The coalescence of data-based culture
There’s been a debate in France last year about a law that prevents online book shops (i.e. mostly Amazon) from discounting their prices too much. This is clearly intended to ensure that traditional brick & mortar bookshops don’t disappear because they can’t withstand that kind of competition. Of course every libertarian railed against this meddling of the Government against the will of the Free Market. I’d like to explain here why I think this law is a good thing, and to reframe that in a more general problem : audience data has become the only criteria which drives culture, and this is turning it into a sterile endless rehash of the existent.
A couple of decades ago, if you wanted to buy a music record, you’d go to a record store. At that time, there still were quite a few of those. Since then, they’ve been killed by very large record stores (FNAC and Virgin in France, Tower Records in the US) and big malls like Carrefour or Walmart who sell only a few very popular records at a very low price. And now those large record stores are in turn being killed by Amazon and online music services like Spotify. What the record market lost with those record shops is a very good curation layer that was constantly listening to new stuff and would promote it to their customers whenever they liked it. That’s how many artists emerged, against the market trends that were current at their time. Contrast to what we have now, where the music landscape has a high turn-over of artists who don’t have time to establish themselves before vanishing from sight, and yet the musical landscape remains fairly stable, as most artists sound like many other.
This is the simple consequence of the fact that all record companies now only follow the sales or listening data they get from the market to determine their next move. And the recent arrival of big data providers like Amazon or Shazam make this only more pronounced. The data point to a short set of music types that people tend to prefer, so that’s what music majors provide, rarely risking to deviate from that guideline. In turn, people are mostly exposed to only this same set of types, which of course increases their popularity, and you’ve got your feedback loop.

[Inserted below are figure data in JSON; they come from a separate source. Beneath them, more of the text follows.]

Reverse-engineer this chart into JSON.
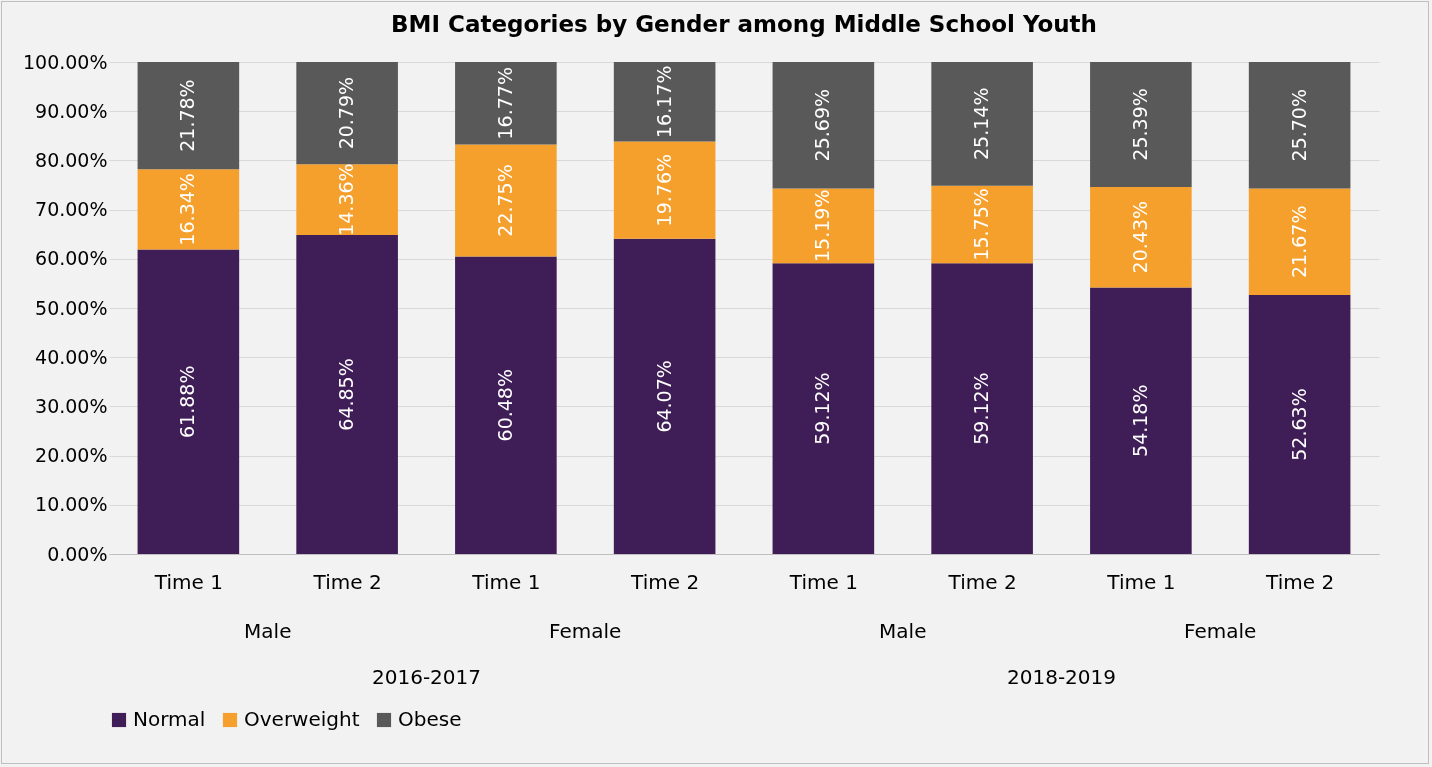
{
  "chart_data": {
    "type": "bar",
    "title": "BMI Categories by Gender among Middle School Youth",
    "stacked": true,
    "categories": [
      "Time 1",
      "Time 2",
      "Time 1",
      "Time 2",
      "Time 1",
      "Time 2",
      "Time 1",
      "Time 2"
    ],
    "series": [
      {
        "name": "Normal",
        "color": "#3f1d56",
        "values": [
          61.88,
          64.85,
          60.48,
          64.07,
          59.12,
          59.12,
          54.18,
          52.63
        ],
        "value_labels": [
          "61.88%",
          "64.85%",
          "60.48%",
          "64.07%",
          "59.12%",
          "59.12%",
          "54.18%",
          "52.63%"
        ]
      },
      {
        "name": "Overweight",
        "color": "#f5a02c",
        "values": [
          16.34,
          14.36,
          22.75,
          19.76,
          15.19,
          15.75,
          20.43,
          21.67
        ],
        "value_labels": [
          "16.34%",
          "14.36%",
          "22.75%",
          "19.76%",
          "15.19%",
          "15.75%",
          "20.43%",
          "21.67%"
        ]
      },
      {
        "name": "Obese",
        "color": "#595959",
        "values": [
          21.78,
          20.79,
          16.77,
          16.17,
          25.69,
          25.14,
          25.39,
          25.7
        ],
        "value_labels": [
          "21.78%",
          "20.79%",
          "16.77%",
          "16.17%",
          "25.69%",
          "25.14%",
          "25.39%",
          "25.70%"
        ]
      }
    ],
    "annotations": [
      "Male",
      "Female",
      "Male",
      "Female",
      "2016-2017",
      "2018-2019"
    ],
    "ylim": [
      0,
      100
    ],
    "yticks": [
      {
        "value": 0,
        "label": "0.00%"
      },
      {
        "value": 10,
        "label": "10.00%"
      },
      {
        "value": 20,
        "label": "20.00%"
      },
      {
        "value": 30,
        "label": "30.00%"
      },
      {
        "value": 40,
        "label": "40.00%"
      },
      {
        "value": 50,
        "label": "50.00%"
      },
      {
        "value": 60,
        "label": "60.00%"
      },
      {
        "value": 70,
        "label": "70.00%"
      },
      {
        "value": 80,
        "label": "80.00%"
      },
      {
        "value": 90,
        "label": "90.00%"
      },
      {
        "value": 100,
        "label": "100.00%"
      }
    ],
    "grid": "y",
    "legend": "bottom"
  }
}
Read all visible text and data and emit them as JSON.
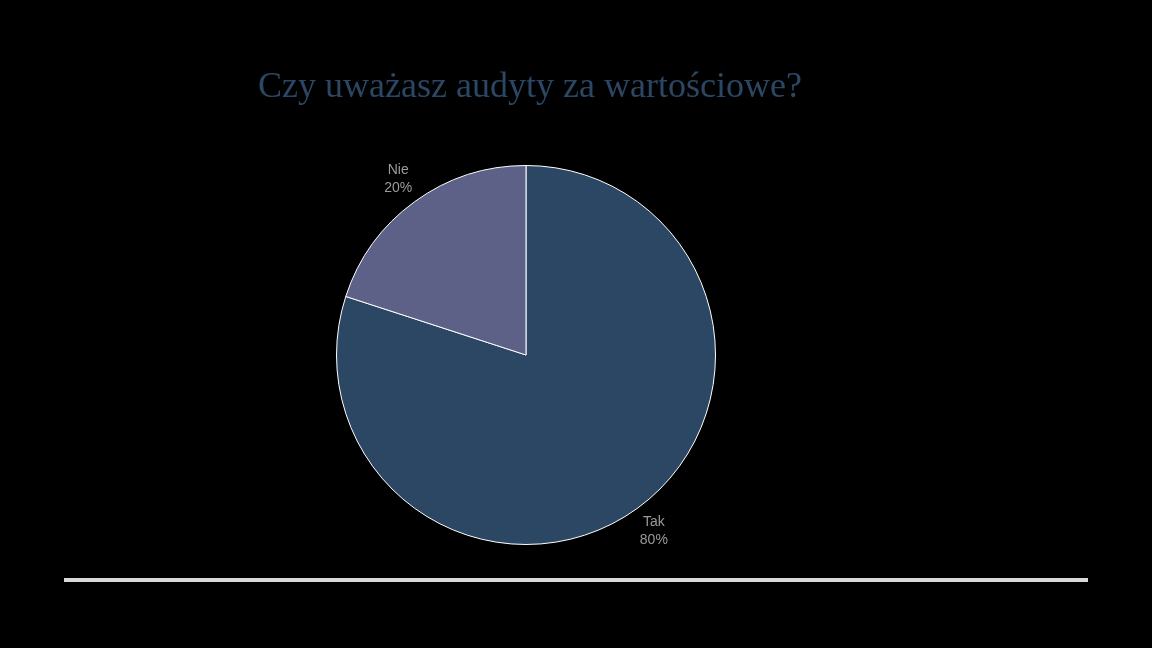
{
  "chart_data": {
    "type": "pie",
    "title": "Czy uważasz audyty za wartościowe?",
    "categories": [
      "Tak",
      "Nie"
    ],
    "values": [
      80,
      20
    ],
    "colors": [
      "#2c4763",
      "#5e6187"
    ],
    "value_labels": [
      "80%",
      "20%"
    ]
  }
}
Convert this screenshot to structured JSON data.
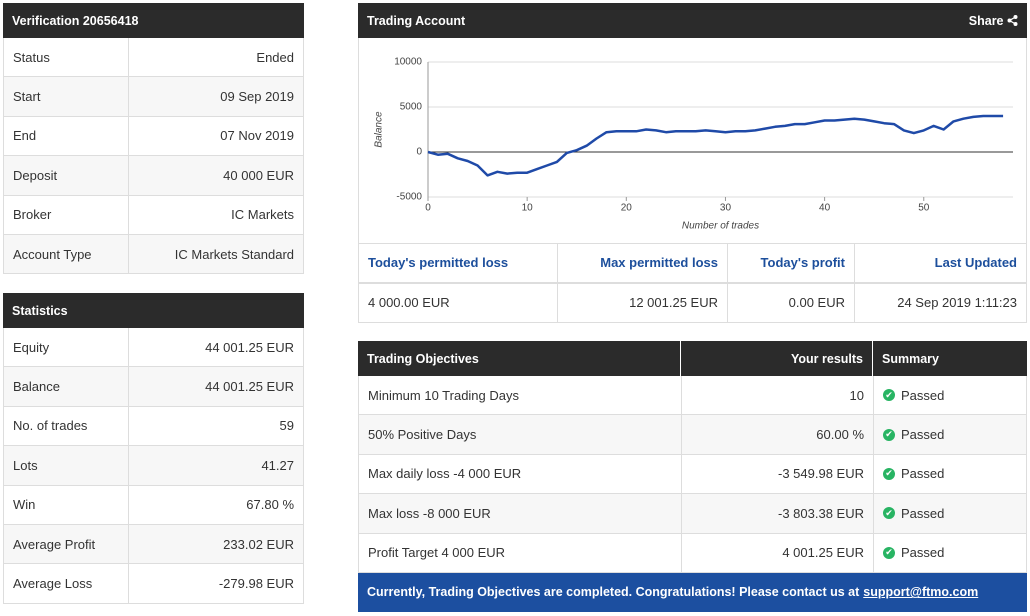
{
  "verification": {
    "title": "Verification 20656418",
    "rows": [
      [
        "Status",
        "Ended"
      ],
      [
        "Start",
        "09 Sep 2019"
      ],
      [
        "End",
        "07 Nov 2019"
      ],
      [
        "Deposit",
        "40 000 EUR"
      ],
      [
        "Broker",
        "IC Markets"
      ],
      [
        "Account Type",
        "IC Markets Standard"
      ]
    ]
  },
  "statistics": {
    "title": "Statistics",
    "rows": [
      [
        "Equity",
        "44 001.25 EUR"
      ],
      [
        "Balance",
        "44 001.25 EUR"
      ],
      [
        "No. of trades",
        "59"
      ],
      [
        "Lots",
        "41.27"
      ],
      [
        "Win",
        "67.80 %"
      ],
      [
        "Average Profit",
        "233.02 EUR"
      ],
      [
        "Average Loss",
        "-279.98 EUR"
      ]
    ]
  },
  "trading_account": {
    "title": "Trading Account",
    "share": "Share",
    "chart": {
      "type": "line",
      "x_label": "Number of trades",
      "y_label": "Balance",
      "color": "#1f4aa8",
      "x": [
        0,
        1,
        2,
        3,
        4,
        5,
        6,
        7,
        8,
        9,
        10,
        11,
        12,
        13,
        14,
        15,
        16,
        17,
        18,
        19,
        20,
        21,
        22,
        23,
        24,
        25,
        26,
        27,
        28,
        29,
        30,
        31,
        32,
        33,
        34,
        35,
        36,
        37,
        38,
        39,
        40,
        41,
        42,
        43,
        44,
        45,
        46,
        47,
        48,
        49,
        50,
        51,
        52,
        53,
        54,
        55,
        56,
        57,
        58
      ],
      "values": [
        0,
        -300,
        -200,
        -700,
        -1000,
        -1500,
        -2600,
        -2200,
        -2400,
        -2300,
        -2300,
        -1900,
        -1500,
        -1100,
        -100,
        200,
        700,
        1500,
        2200,
        2300,
        2300,
        2300,
        2500,
        2400,
        2200,
        2300,
        2300,
        2300,
        2400,
        2300,
        2200,
        2300,
        2300,
        2400,
        2600,
        2800,
        2900,
        3100,
        3100,
        3300,
        3500,
        3500,
        3600,
        3700,
        3600,
        3400,
        3200,
        3100,
        2400,
        2100,
        2400,
        2900,
        2500,
        3400,
        3700,
        3900,
        4000,
        4000,
        4000
      ],
      "xlim": [
        0,
        59
      ],
      "ylim": [
        -5000,
        10000
      ],
      "xticks": [
        0,
        10,
        20,
        30,
        40,
        50
      ],
      "yticks": [
        -5000,
        0,
        5000,
        10000
      ],
      "grid": true
    },
    "summary": {
      "headers": [
        "Today's permitted loss",
        "Max permitted loss",
        "Today's profit",
        "Last Updated"
      ],
      "values": [
        "4 000.00 EUR",
        "12 001.25 EUR",
        "0.00 EUR",
        "24 Sep 2019 1:11:23"
      ]
    }
  },
  "objectives": {
    "headers": [
      "Trading Objectives",
      "Your results",
      "Summary"
    ],
    "rows": [
      [
        "Minimum 10 Trading Days",
        "10",
        "Passed"
      ],
      [
        "50% Positive Days",
        "60.00 %",
        "Passed"
      ],
      [
        "Max daily loss -4 000 EUR",
        "-3 549.98 EUR",
        "Passed"
      ],
      [
        "Max loss -8 000 EUR",
        "-3 803.38 EUR",
        "Passed"
      ],
      [
        "Profit Target 4 000 EUR",
        "4 001.25 EUR",
        "Passed"
      ]
    ],
    "banner": {
      "text": "Currently, Trading Objectives are completed. Congratulations! Please contact us at",
      "link": "support@ftmo.com"
    }
  }
}
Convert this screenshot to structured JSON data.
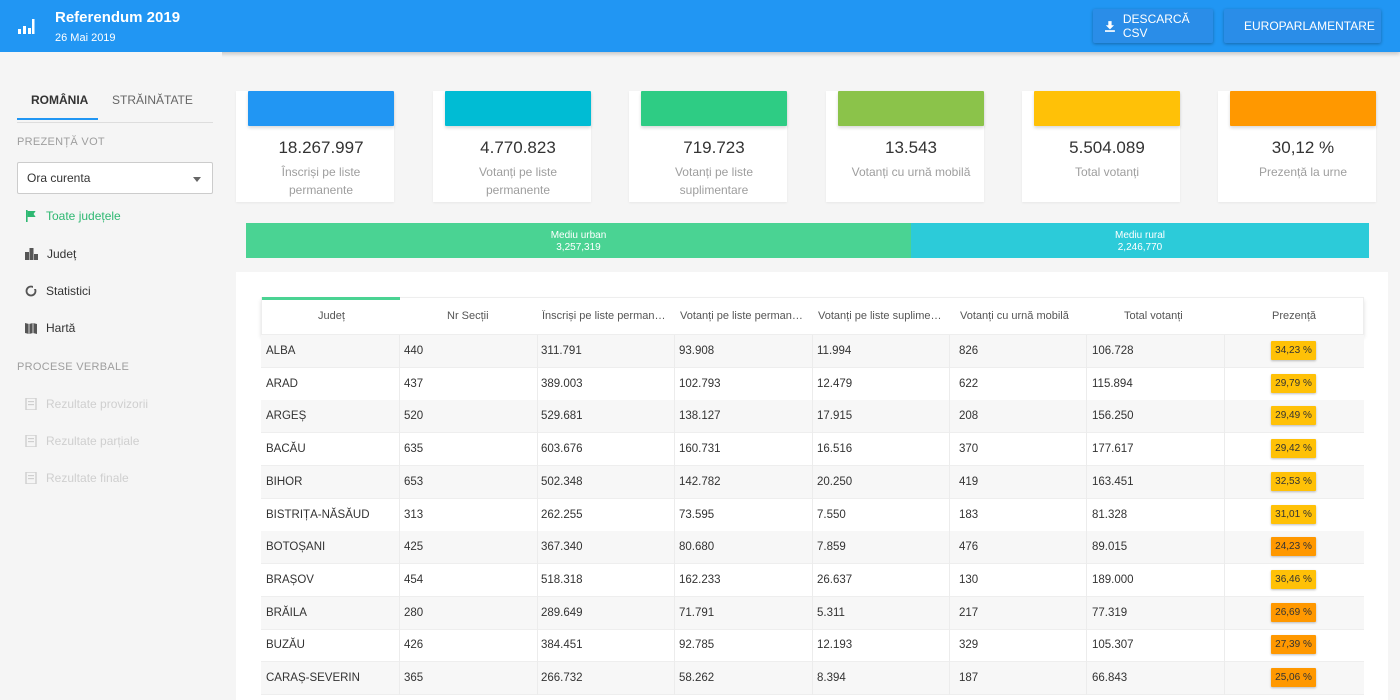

It’s the same as what a “top 10” listing displayed on a front page will do.
So the result is a big cultural precipitate, a race toward what the data says people with an ever-shrinking musical landscape will like, with no one to stir the pot, keep things fluid and breaking lumps. From Amazon’s algorithmic recommendations to what the music industry itself promotes, everything tends to put people in a cultural bubble from which they stand very little chance to pierce through. But since humans are easily bored creatures, they tend to lose their interest, and there you have one of the reasons why music is losing its cultural importance.
This is partially counter-balanced by the availability of a huge amount of music on the Net, but there’s no one to guide you through it. You can follow recommendations from friends and families, but there’s no one with an actual in-depth knowledge of musical culture who’s able to tell you “try this, it’s completely different from what you listen to, but it’s important”.
Likewise, this now applies to TV as well, as cable, satellite and on-demand video services can give tons of very precise consumer data.
You may have seen the movie “Mondovino”, a very interesting documentary about the wine-making industry. Wine is probably among the most territorially-based product, you literally drink what a very specific piece of land has produced, each with its own traits due to the soil, the vine, how the grapes are processed, and overall the technique of the wine maker. Yet, this variety of tastes is disappearing, because every wine-maker is trying to get a high mark in the most prominent wine guide, which means every one is trying to achieve the same “most popular” taste.
Finally, I wonder if this phenomenon also applies to politics : following market data, media becomes polarized, in turn people’s mindset become polarized as well, and then so do politics in general because politicians essentially cater to a specific audience which they study through polls.
To conclude, this is one (yet another) case where blindly following the Market is profitable in the short term but destructive in the long term. You need to maintain a layer of people whose job is to be attuned to a given branch of culture and who will have some amount of influence to promote really new stuff. Algorithms won’t replace that anytime soon. If one does, it’s likely to pass the Turing Test as a side feature.